If this sounds like you, get in touch!

Next steps

For more information, you’re welcome to contact Pawel Wieczorek (pawel.wieczorek@nordea.com).

At Nordea, we know that an inclusive workplace is a sustainable workplace. We deeply believe that our diverse backgrounds, experiences, characteristics and traits make us better at serving customers and communities. So please come as you are.

Please include permit for processing personal data in CV as following:

In accordance with art. 6 (1) a and b.
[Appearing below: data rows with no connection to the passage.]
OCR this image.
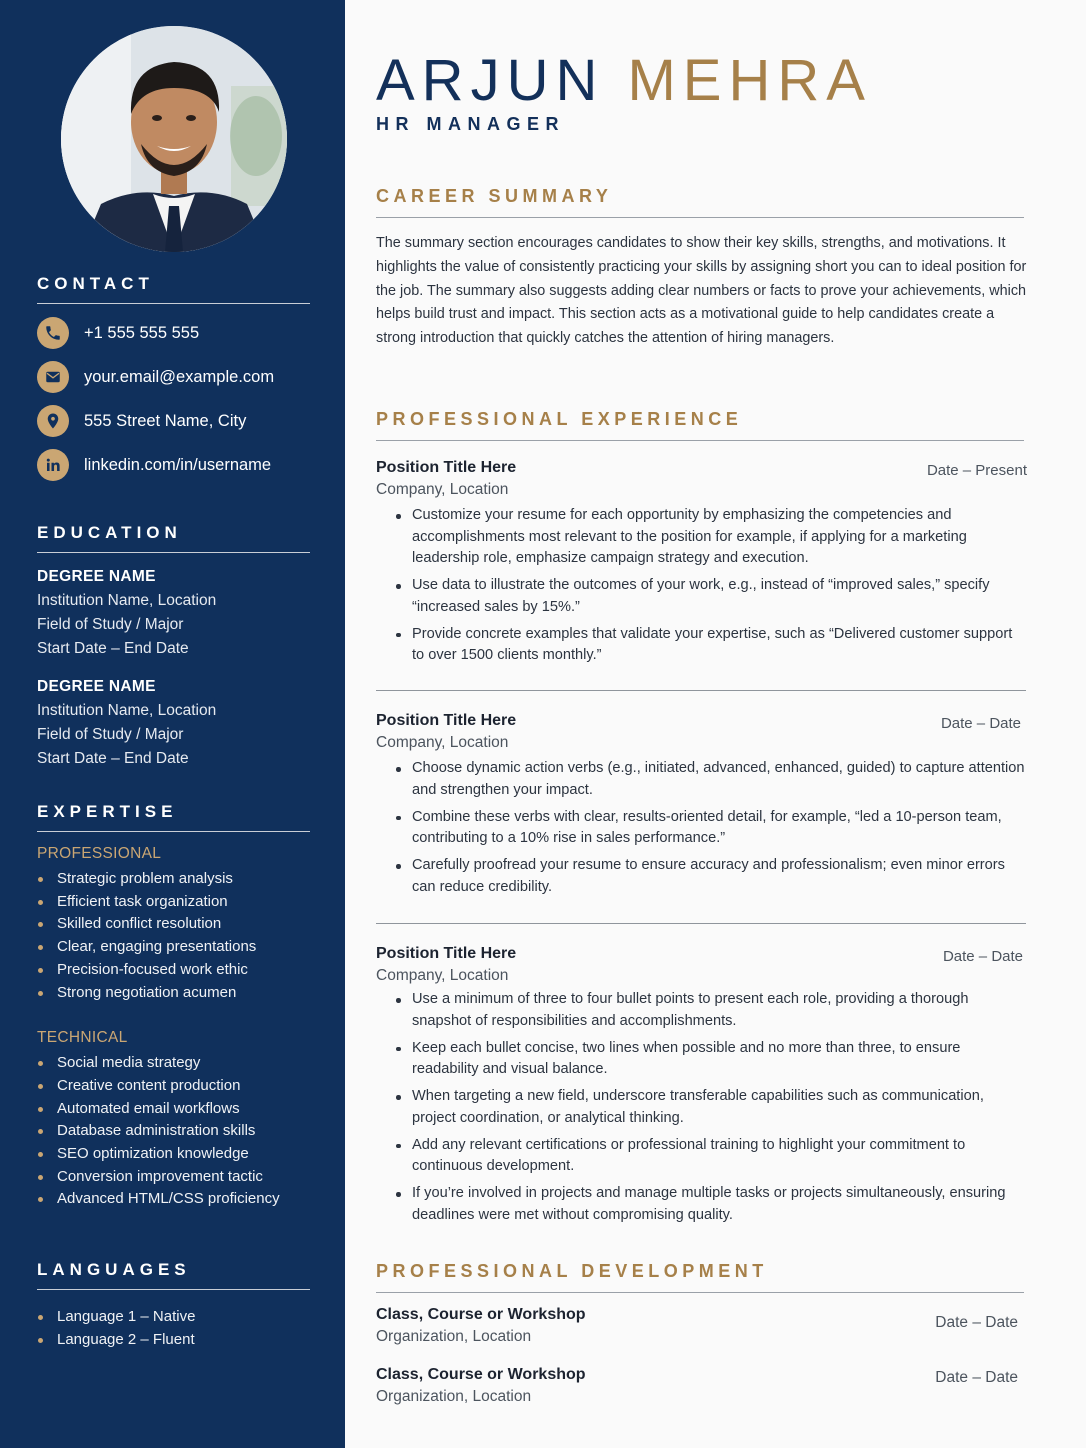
CONTACT
+1 555 555 555
your.email@example.com
555 Street Name, City
linkedin.com/in/username
EDUCATION
DEGREE NAME
Institution Name, Location
Field of Study / Major
Start Date – End Date
DEGREE NAME
Institution Name, Location
Field of Study / Major
Start Date – End Date
EXPERTISE
PROFESSIONAL
Strategic problem analysis
Efficient task organization
Skilled conflict resolution
Clear, engaging presentations
Precision-focused work ethic
Strong negotiation acumen
TECHNICAL
Social media strategy
Creative content production
Automated email workflows
Database administration skills
SEO optimization knowledge
Conversion improvement tactic
Advanced HTML/CSS proficiency
LANGUAGES
Language 1 – Native
Language 2 – Fluent
ARJUN MEHRA
HR MANAGER
CAREER SUMMARY

The summary section encourages candidates to show their key skills, strengths, and motivations. It highlights the value of consistently practicing your skills by assigning short you can to ideal position for the job. The summary also suggests adding clear numbers or facts to prove your achievements, which helps build trust and impact. This section acts as a motivational guide to help candidates create a strong introduction that quickly catches the attention of hiring managers.

PROFESSIONAL EXPERIENCE
Position Title Here
Company, Location
Date – Present
Customize your resume for each opportunity by emphasizing the competencies and accomplishments most relevant to the position for example, if applying for a marketing leadership role, emphasize campaign strategy and execution.
Use data to illustrate the outcomes of your work, e.g., instead of “improved sales,” specify “increased sales by 15%.”
Provide concrete examples that validate your expertise, such as “Delivered customer support to over 1500 clients monthly.”
Position Title Here
Company, Location
Date – Date
Choose dynamic action verbs (e.g., initiated, advanced, enhanced, guided) to capture attention and strengthen your impact.
Combine these verbs with clear, results-oriented detail, for example, “led a 10-person team, contributing to a 10% rise in sales performance.”
Carefully proofread your resume to ensure accuracy and professionalism; even minor errors can reduce credibility.
Position Title Here
Company, Location
Date – Date
Use a minimum of three to four bullet points to present each role, providing a thorough snapshot of responsibilities and accomplishments.
Keep each bullet concise, two lines when possible and no more than three, to ensure readability and visual balance.
When targeting a new field, underscore transferable capabilities such as communication, project coordination, or analytical thinking.
Add any relevant certifications or professional training to highlight your commitment to continuous development.
If you’re involved in projects and manage multiple tasks or projects simultaneously, ensuring deadlines were met without compromising quality.
PROFESSIONAL DEVELOPMENT
Class, Course or Workshop
Organization, Location
Date – Date
Class, Course or Workshop
Organization, Location
Date – Date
Regulation (EU) 2016/679 of the European Parliament and of the Council of 27 April 2016 on the protection of natural persons with regard to the processing of personal data and on the free movement of such data, and repealing Directive 95/46/EC (General Data Protection Regulation) hereinafter ‘GDPR’. I agree to have: my personal data, education and employment history proceeded for the purposes of current and future recruitment processes in Nordea Bank Abp.

The administrator of your personal data is: Nordea Bank Abp operating in Poland through its Branch, address: Aleja Edwarda Rydza Śmiglego 20, 93-281 Łodź. Your personal data will be processed for the recruitment processes in Nordea Bank Abp. You have a right to access your personal data, right to rectify and right to delete. Disclosing the personal data in the scope specified by the provisions of Polish Labour Code from 26 June 1974 and executive acts are mandatory. Providing personal data is necessary to conduct the recruitment processes. The request for the deletion of your personal data means resignation from further participation in recruitment processes and causes the immediate removal of your application. Detailed information concerning processing of your personal data can be found at: nordea.com/en/doc/nordea-privacy-policy-for-applicants.pdf.

We reserve the right to reply only to selected applications.